Brasil. Polícia do Rio mata quase 50% mais

Expresso - Portugal
Foto: Divulgação / Assessoria aajpg.jpg

Entre janeiro e junho deste ano, o número de mortos nas ruas do Rio de Janeiro provocados pela violência policial aumentou 46%, comparativamente ao período homólogo. Segundo apurou o Observatório de Segurança da Universidade Cândido Mendes, no primeiro semestre do ano passado foram registadas 82 mortes por ação de agentes de segurança, enquanto este ano o número disparou para 120.
“Sob o comando do governo de [Wilson] Witzel [governador do Rio de Janeiro desde 1 de janeiro de 2019], as operações policiais mudaram de padrão”, diz Pablo Nunes, investigador do Observatório. “São mais frequentes e mais letais. As populações das comunidades vivem cada vez mais aterrorizadas.”
Segundo o estudo divulgado na terça-feira — com base numa análise a 568 operações policiais e 580 ações de patrulhamento (na cidade e na região metropolitana) —, estas operações são bastante mais frequentes do que quando o Rio de Janeiro estava sob controlo das forças armadas (entre fevereiro e dezembro de 2018).

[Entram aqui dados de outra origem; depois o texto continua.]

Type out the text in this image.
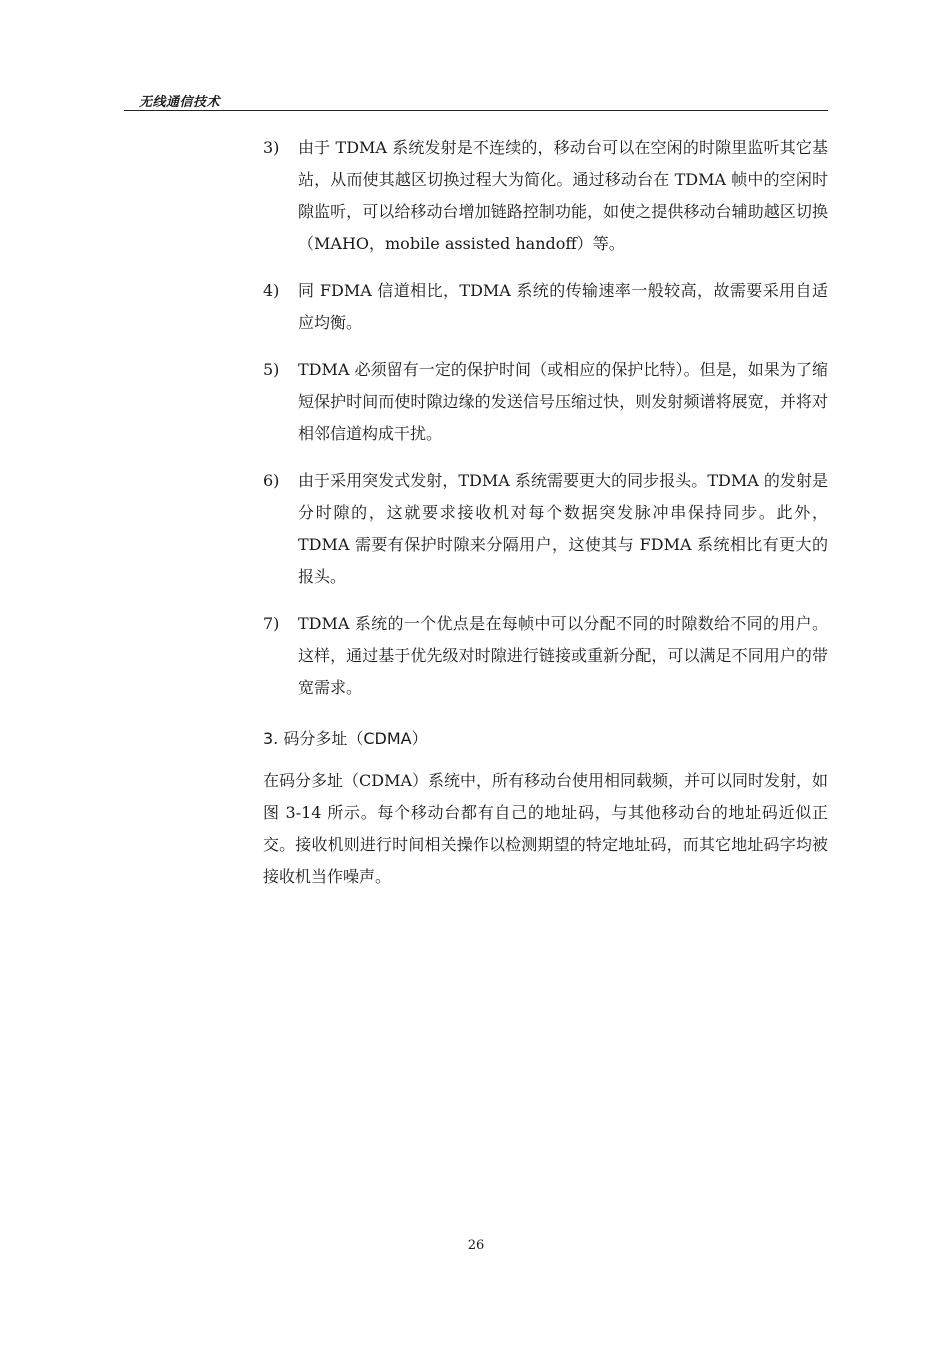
无线通信技术
3) 由于 TDMA 系统发射是不连续的，移动台可以在空闲的时隙里监听其它基站，从而使其越区切换过程大为简化。通过移动台在 TDMA 帧中的空闲时隙监听，可以给移动台增加链路控制功能，如使之提供移动台辅助越区切换（MAHO，mobile assisted handoff）等。
4) 同 FDMA 信道相比，TDMA 系统的传输速率一般较高，故需要采用自适应均衡。
5) TDMA 必须留有一定的保护时间（或相应的保护比特）。但是，如果为了缩短保护时间而使时隙边缘的发送信号压缩过快，则发射频谱将展宽，并将对相邻信道构成干扰。
6) 由于采用突发式发射，TDMA 系统需要更大的同步报头。TDMA 的发射是分时隙的，这就要求接收机对每个数据突发脉冲串保持同步。此外，TDMA 需要有保护时隙来分隔用户，这使其与 FDMA 系统相比有更大的报头。
7) TDMA 系统的一个优点是在每帧中可以分配不同的时隙数给不同的用户。这样，通过基于优先级对时隙进行链接或重新分配，可以满足不同用户的带宽需求。
3. 码分多址（CDMA）
在码分多址（CDMA）系统中，所有移动台使用相同载频，并可以同时发射，如图 3-14 所示。每个移动台都有自己的地址码，与其他移动台的地址码近似正交。接收机则进行时间相关操作以检测期望的特定地址码，而其它地址码字均被接收机当作噪声。
26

“Os números refletem uma política pública de combate”, diz o Observatório. “Afinal de contas, foram 1148 operações policiais e patrulhamentos somente de janeiro até junho, o que representa mais de seis ações a cada dia.”
QUANDO A BALA ATINGE DESDE O AR
Igualmente, popularizou-se o uso de helicópteros blindados (os chamados “caveirão voadores”) como plataforma de tiro. Este ano, isso aconteceu por 34 vezes.
Recentemente, referindo-se ao crime na favela Cidade de Deus, Wilson Witzel disse num evento público: “A nossa polícia militar não quer matar, mas não podemos permitir cenas como aquela que nós vimos na Cidade de Deus. Se fosse com autorização da ONU, noutros lugares do mundo, nós teríamos autorização para mandar um míssil naquele local e explodir aquelas pessoas”.
Para o investigador Pablo Nunes, no Rio o combate ao crime faz-se de forma descoordenada o que, além de ser ineficaz, impõe uma rotina de terror às populações. “Não se pode dizer que exista uma política de segurança pública de facto”, diz. “Numa política pública tem de haver objetivos e metas, e indicadores que possam ser monitorizados. Não temos nada disso. O governo do estado deu liberdade a cada uma das polícias [militar e civil] para traçarem as metas que bem entenderem e persegui-las como acharem melhor. Isso não tem sido bom para o Rio.”